Recentemente, estive no local exato onde se pretende construir a muralha que barraria o Xingu, na altura da ilha Pimental. Sobre a ilha, por onde a barragem passaria cruzando o rio, há uma imensa árvore morta que nos dá uma idéia aproximada da altura do possível paredão de 30 metros (ver foto acima). Hoje, trata-se de uma região paradisíaca, incrivelmente preservada.

 

Passando de barco pela área é difícil acreditar que dentro de poucos anos pode haver ali um muro da altura de um prédio de dez andares. E que, acima da muralha, o rio que corre daria lugar a um lago podre e parado e, abaixo dela, o Xingu, com sua água desviada para canais de derivação, ficaria permanentemente quase seco, transformando suas margens em desertos, e expondo o seu leito aos garimpeiros e enxames de pragas que se multiplicariam nos pedrais e poças abandonadas.

 

O desfecho desta história real é difícil de antecipar.
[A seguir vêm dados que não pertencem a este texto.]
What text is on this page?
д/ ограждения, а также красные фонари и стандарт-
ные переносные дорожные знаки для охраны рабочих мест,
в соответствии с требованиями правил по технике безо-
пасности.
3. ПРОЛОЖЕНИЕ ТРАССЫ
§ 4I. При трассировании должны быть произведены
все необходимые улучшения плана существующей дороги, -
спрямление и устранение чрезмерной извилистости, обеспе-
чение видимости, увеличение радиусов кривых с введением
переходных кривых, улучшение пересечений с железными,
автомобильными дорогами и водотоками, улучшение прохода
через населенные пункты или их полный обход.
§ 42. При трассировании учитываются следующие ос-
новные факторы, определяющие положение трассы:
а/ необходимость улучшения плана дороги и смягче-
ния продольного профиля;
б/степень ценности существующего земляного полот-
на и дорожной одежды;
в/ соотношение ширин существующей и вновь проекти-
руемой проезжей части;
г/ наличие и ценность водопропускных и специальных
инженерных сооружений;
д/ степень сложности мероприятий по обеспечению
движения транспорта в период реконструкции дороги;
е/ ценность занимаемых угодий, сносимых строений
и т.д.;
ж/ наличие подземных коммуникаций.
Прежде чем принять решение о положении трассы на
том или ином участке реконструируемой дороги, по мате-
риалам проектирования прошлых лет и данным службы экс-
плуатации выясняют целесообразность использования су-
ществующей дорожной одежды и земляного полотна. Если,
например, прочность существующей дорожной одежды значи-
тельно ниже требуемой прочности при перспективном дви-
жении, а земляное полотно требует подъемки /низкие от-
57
Apesar do leilão marcado para as próximas semanas, não há nada definitivo sobre Belo Monte. Nós não temos aqui na Terra aqueles seres gigantes alados, convocados em Pandora para auxiliar os Na’vi na sua luta final contra os terráqueos alienígenas. Mas não faltam guerreiros dispostos a matar e a morrer pela vida do rio, que também é sagrado para os que vivemos aqui. Felizmente, parece que teremos importantes aliados na tarefa de levar esta história ao mundo. E eles estão começando a se mexer.

 

Rodolfo Salm, PhD em Ciências Ambientais pela Universidade de East Anglia, é professor da Universidade Federal do Pará.